# October 2007 PE



## annie (May 30, 2007)

Is anyone taking the ME PE this October? I am taking it for the first time. I just started studying. I am getting scared as I have only 4 months and a long way to go.


----------



## Shaggy (May 30, 2007)

You'll be fine. Just attempt to do as many sample problems as you can.


----------



## Capt Worley PE (May 30, 2007)

I'm doing the ME PE in October as well. I'm in the process of going through my Sigley's and Mitchell and highlighting pertinent equations right now before I start banging thru the sample problems.


----------



## Tiger (May 30, 2007)

I took it in April, but I don't know if I passed yet. However, my study advice would be to "study" first and re-familiarize yourself with the material and THEN work practice problems and sample exams. It can be really frustrating to dive right into problems if you haven't bothered to brush up on the material. You end up wasting lots of time. I studied the MERM a chapter at a time, working sample problems in the text along the way, then went to the practice problems for the chapter. Once I thought I had a good grasp on all the material, I tried the sample exams.

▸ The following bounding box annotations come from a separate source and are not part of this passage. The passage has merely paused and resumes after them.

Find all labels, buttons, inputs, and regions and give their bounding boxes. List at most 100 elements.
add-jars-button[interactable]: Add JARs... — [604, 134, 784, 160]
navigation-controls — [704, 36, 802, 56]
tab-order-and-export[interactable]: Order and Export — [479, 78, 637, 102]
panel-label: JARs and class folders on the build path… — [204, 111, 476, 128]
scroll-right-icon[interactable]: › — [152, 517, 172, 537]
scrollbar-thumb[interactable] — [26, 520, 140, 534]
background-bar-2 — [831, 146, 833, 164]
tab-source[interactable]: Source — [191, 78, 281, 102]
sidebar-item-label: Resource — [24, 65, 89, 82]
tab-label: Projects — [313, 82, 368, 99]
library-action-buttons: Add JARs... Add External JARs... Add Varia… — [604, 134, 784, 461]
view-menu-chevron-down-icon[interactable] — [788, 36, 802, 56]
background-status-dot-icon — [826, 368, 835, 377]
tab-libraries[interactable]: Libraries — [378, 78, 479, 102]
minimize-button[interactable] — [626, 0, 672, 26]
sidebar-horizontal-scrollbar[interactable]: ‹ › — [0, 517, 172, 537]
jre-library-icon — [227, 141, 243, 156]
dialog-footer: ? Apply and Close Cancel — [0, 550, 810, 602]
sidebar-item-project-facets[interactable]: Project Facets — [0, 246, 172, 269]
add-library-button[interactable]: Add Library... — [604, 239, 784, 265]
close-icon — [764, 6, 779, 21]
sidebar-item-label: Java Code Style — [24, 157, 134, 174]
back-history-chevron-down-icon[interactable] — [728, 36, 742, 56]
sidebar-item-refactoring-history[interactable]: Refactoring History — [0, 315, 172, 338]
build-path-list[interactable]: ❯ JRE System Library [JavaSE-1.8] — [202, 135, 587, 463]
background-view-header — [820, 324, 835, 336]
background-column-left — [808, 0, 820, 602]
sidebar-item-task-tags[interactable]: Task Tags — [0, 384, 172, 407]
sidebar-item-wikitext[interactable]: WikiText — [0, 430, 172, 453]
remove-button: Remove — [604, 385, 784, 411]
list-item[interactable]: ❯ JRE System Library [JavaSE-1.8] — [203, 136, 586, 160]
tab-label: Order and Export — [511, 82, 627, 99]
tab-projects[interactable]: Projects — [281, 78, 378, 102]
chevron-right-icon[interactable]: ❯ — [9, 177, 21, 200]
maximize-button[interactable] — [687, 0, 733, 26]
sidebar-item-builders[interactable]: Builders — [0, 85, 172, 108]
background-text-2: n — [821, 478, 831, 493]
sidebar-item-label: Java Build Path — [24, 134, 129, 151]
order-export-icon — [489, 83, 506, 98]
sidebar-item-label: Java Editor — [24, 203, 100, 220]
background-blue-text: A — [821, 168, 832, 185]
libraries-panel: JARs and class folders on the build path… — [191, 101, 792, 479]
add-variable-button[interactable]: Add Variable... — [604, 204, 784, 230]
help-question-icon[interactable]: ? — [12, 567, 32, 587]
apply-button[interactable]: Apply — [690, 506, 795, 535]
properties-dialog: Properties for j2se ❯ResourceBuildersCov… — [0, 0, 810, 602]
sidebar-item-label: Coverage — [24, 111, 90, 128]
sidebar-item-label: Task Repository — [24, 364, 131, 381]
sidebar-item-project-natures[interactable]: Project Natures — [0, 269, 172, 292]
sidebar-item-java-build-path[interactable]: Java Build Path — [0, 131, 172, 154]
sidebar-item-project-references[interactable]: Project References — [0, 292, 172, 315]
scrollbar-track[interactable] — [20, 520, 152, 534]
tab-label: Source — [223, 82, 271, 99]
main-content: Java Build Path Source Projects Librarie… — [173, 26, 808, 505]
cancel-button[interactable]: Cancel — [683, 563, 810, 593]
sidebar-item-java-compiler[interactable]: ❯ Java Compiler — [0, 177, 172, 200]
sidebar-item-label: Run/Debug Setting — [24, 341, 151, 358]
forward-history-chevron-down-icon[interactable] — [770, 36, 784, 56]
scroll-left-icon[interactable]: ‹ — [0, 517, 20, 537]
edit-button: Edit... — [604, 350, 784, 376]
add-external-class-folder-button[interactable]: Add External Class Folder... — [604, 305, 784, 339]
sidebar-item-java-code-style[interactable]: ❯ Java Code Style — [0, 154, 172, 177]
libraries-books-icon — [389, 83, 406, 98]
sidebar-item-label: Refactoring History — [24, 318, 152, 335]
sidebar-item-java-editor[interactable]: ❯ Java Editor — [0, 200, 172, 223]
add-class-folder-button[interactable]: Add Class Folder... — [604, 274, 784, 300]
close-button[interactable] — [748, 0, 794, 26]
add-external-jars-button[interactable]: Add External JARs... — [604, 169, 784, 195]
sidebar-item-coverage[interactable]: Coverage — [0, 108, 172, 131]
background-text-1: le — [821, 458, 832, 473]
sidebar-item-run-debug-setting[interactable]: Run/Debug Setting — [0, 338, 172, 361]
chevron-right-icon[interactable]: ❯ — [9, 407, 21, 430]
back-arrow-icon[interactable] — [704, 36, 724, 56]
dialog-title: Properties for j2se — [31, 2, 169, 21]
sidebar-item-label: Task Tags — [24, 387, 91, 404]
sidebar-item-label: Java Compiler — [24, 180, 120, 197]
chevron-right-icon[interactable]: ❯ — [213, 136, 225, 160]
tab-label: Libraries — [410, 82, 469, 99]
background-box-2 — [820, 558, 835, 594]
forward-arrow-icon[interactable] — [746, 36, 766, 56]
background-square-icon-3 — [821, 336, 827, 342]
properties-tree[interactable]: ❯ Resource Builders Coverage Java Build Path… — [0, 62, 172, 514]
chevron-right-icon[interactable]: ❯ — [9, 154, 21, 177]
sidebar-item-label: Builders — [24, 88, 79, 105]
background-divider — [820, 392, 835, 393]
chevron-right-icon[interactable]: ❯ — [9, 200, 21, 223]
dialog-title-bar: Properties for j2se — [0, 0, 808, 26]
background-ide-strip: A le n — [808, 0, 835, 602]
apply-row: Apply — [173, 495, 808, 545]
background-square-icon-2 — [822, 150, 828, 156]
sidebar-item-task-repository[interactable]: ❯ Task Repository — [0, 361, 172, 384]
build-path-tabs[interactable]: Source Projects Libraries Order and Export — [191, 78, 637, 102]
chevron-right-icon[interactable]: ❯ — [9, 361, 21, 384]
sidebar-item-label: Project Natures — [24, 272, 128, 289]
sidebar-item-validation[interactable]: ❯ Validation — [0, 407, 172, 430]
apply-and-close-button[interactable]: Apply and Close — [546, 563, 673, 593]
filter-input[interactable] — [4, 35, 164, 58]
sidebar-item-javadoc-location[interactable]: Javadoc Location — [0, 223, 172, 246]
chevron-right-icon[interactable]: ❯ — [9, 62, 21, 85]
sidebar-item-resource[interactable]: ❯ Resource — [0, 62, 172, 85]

Setting up a schedule (a chapter a week, for example) is also helpful. At least it gives you a goal and helps reduce the "I'll never have enough time" feeling.

Just my two cents....


----------



## gatormech_e (May 30, 2007)

I took it in April also and am waiting on results.

My word of advice would be to make lists of relevant formulas and how to apply them.

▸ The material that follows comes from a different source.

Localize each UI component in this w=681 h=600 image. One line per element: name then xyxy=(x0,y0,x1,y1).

I wasted a lot of time looking up formulas. :reading: I would get nervous and question myself, then try to go look up the formula and trying to remember which book.

Try to relax.

I will let the board know either way if I passed...sigh...


----------



## BigBen (Jun 13, 2007)

IF I get a passing grade from the April 2007 test, then I'll feel qualified to share my study technique! 

-Ben


----------



## Capt Worley PE (Jun 14, 2007)

Should be any day now, BigBen.


----------



## BigBen (Jun 14, 2007)

Captain Worley said:


> Should be any day now, BigBen.



I really think I did well.. but I CANNOT WAIT any longer.

I think I'd be fine on my own. The thing that is driving me crazy is all my friends/family keep asking me how it went!

AAAAUUUUGGGGHHHHH.

It almost makes me want to wait a couple weeks after I know before telling anyone... :appl:

-Ben


----------



## Guest (Jun 14, 2007)

BigBen said:


> I really think I did well.. but I CANNOT WAIT any longer.
> I think I'd be fine on my own. The thing that is driving me crazy is all my friends/family keep asking me how it went!
> 
> AAAAUUUUGGGGHHHHH.
> ...


I felt the same way after the October 2006 exam. People had started asking me how I did before Thanksgiving. 

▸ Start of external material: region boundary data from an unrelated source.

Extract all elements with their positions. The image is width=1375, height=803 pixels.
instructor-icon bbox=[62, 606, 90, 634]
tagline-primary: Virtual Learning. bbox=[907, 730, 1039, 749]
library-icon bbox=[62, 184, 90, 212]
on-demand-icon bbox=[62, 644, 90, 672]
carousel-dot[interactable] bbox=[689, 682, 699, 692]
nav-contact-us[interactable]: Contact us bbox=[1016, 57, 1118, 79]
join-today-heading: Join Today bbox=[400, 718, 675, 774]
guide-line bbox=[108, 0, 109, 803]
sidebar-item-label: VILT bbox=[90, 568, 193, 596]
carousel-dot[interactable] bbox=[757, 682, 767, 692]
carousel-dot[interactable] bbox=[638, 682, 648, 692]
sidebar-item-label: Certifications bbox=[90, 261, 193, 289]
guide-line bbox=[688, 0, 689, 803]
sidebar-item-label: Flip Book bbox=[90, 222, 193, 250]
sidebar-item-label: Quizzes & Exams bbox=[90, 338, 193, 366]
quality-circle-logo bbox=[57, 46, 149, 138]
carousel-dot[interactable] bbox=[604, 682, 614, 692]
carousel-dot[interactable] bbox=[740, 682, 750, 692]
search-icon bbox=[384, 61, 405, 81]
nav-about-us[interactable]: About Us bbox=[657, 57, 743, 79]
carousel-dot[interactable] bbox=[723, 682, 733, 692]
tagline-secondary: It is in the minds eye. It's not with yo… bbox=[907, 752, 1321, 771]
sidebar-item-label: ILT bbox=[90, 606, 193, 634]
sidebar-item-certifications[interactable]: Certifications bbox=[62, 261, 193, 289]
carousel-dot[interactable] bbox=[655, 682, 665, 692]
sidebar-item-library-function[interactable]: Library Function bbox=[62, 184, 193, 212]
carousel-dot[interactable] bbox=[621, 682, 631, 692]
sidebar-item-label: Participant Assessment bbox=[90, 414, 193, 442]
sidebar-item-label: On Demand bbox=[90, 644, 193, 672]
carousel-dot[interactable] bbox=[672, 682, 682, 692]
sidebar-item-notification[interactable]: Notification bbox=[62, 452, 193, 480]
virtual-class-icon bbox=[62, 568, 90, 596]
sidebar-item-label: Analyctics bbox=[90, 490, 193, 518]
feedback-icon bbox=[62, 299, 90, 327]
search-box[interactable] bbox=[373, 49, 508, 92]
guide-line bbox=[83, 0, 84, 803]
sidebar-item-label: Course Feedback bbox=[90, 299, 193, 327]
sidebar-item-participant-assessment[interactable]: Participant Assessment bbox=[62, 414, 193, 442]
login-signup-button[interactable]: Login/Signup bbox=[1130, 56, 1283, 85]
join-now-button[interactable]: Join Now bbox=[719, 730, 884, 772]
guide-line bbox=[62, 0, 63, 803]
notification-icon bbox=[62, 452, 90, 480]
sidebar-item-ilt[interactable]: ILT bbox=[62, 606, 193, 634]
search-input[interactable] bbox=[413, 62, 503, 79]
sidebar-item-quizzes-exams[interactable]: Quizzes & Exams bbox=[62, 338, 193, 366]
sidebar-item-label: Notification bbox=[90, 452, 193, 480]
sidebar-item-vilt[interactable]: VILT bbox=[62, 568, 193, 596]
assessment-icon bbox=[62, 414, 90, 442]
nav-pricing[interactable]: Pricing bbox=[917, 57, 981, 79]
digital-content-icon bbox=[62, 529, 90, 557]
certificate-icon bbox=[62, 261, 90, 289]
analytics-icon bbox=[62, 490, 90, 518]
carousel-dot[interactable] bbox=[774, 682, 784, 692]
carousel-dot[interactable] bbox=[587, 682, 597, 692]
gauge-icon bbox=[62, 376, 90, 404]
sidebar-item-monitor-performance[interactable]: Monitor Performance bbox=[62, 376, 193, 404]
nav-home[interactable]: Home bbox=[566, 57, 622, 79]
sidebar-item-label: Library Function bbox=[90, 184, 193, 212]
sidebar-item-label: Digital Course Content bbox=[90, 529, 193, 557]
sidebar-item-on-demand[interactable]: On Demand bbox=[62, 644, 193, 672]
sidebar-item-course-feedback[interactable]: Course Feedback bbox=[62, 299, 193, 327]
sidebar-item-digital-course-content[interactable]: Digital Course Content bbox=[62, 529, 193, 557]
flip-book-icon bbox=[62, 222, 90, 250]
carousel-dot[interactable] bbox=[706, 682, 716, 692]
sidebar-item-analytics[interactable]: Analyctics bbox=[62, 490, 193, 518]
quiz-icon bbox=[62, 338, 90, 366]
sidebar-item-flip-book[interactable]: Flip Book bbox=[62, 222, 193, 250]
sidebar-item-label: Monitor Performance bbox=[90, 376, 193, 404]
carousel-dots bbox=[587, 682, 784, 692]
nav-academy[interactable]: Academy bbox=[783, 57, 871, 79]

It was only the 2nd week of December and I was doing this ----&gt; 



Hang in there !!! 

 When you get that passing notice, everything else will quickly fade into a distant memory !! :bananalama: :appl:

JR


----------



## ColoradoME (Jun 17, 2007)

jregieng said:


> I felt the same way after the October 2006 exam. People had started asking me how I did before Thanksgiving.
> 
> 
> It was only the 2nd week of December and I was doing this ----&gt;
> ...


It just kills you waiting in the meantime!


----------



## GVPATEL (Jul 25, 2007)

annie said:


> Is anyone taking the ME PE this October? I am taking it for the first time. I just started studying. I am getting scared as I have only 4 months and a long way to go.



everyone need Good luck with good study.

only study did not work no matter how hard you study the questions come in exam is totally different than what you study.


----------



## deep (Jul 27, 2007)

i am more familiar with SI units. Do we have to mention the board before the PE exam begins for the SI unit Paper or do we get the paper in which either units can be used and answers of either units can be marked....???


----------



## GT ME (Jul 29, 2007)

I only saw 1 comment that I liked so far when preparing for the P.E. exam.....

It's more important to understand concepts than solutions -- same rule applied in school.


----------



## JohnNevets (Jul 29, 2007)

Deep,

Unless something has changed in the last year, the mechanical test is all in US units. I know MERM uses both, but that is not the case on the test. I also believe that keeping track of what particular units you are using in any given equation is important to not getting tripped up by "sucker" answers. So you probably want to start working equations in US units to get used to it.

Sorry for the bad info,

John


----------



## deep (Jul 30, 2007)

John, Thank you for the reply, I will like to get more views on this cozif its in US units it will jus become worse for me to study... Hopefully california board allows SI units too.... I will try to contact the board too for this info.... Thnkx for suggestion as i took for granted they will provide SI units too....


----------



## Fordman101 (Aug 1, 2007)

The Mechanical PE is all in U.S. units. My undergraduate engineering curriculum was totally in SI so it was extremely challenging to deal with all the ambiguities of the ld-025: English system. Sorry U.S. units!

Still wouldn't live and work anywhere else.


----------



## Capt Worley PE (Aug 1, 2007)

I guess I bet start to study. I studied a few months at the beginning of the year to decide whether I wanted to go mecchie or fire protection. I took the summer off, but I reckon I better start hitting the merm.


----------